In un “gioco giudiziario” truccato e marcio, si tratta di una decisione del tutto politica: infatti, è il ministro dell’Interno francese – quindi il governo – che “deve firmare”, ma questi si rifiuta categoricamente, sotto le pressioni degli USA e dell’entità sionista di Israele.
“Siamo venuti a denunciare la visita dell’ambasciatrice francese nella città di Sidone, poiché l’ambasciatrice francese non è la benvenuta sulla terra dell’eroica capitale della resistenza. Il suo paese ha detenuto nelle sue prigioni il nostro eroe rivoluzionario, Georges Ibrahim Abdallah, per 38 anni”, dice un giovane attivista libanese.
Dopo l’espulsione del suo ambasciatore dal Mali e la contestazione del suo convoglio militare in Burkina Faso, la Francia è sempre meno gradita – se lo fosse mai stata – tanto nel Sahel quanto nel Medio Oriente, in particolare in Libano, dove si fa sentire la recrudescenza della crisi politica e sociale degli ultimi anni.
Infatti, a pochi giorni dalla catastrofica esplosione nel porto di Beirut dell’agosto 2020, il presidente Emmanuel Macron si era recato immediatamente in Libano per dettare l’agenda politica delle “riforme strutturali”.
In quell’occasione era stato contestato da numerosi manifestanti che chiedevano la liberazione di Georges Abdallah e mal tolleravano il tentativo di imporre la sua presenza da padrone in un presunto “giardino di casa” del neo-colonialismo francese.
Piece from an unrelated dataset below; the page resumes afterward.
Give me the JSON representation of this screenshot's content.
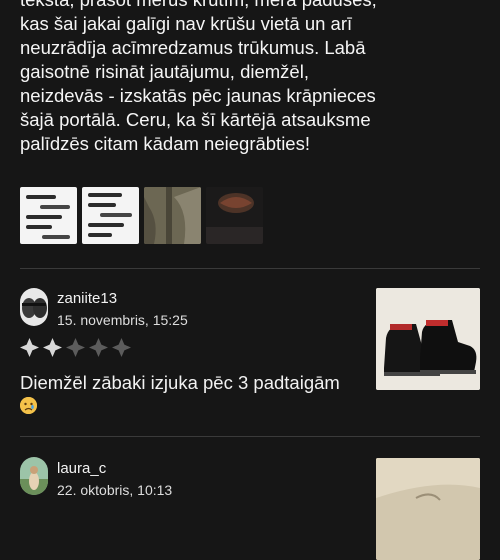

Corrono tempi duri per la “grandeur” francese, costretta a fare i conti con le molteplici e differenti espressioni di indipendenza dal giogo neo-coloniale ed imperialista. Dal canto nostro, non posso che augurarci che mille resistenze fioriscano ai vecchi e nuovi tentativi di soffocare il diritto di autodeterminazione dei popoli di tutto il mondo.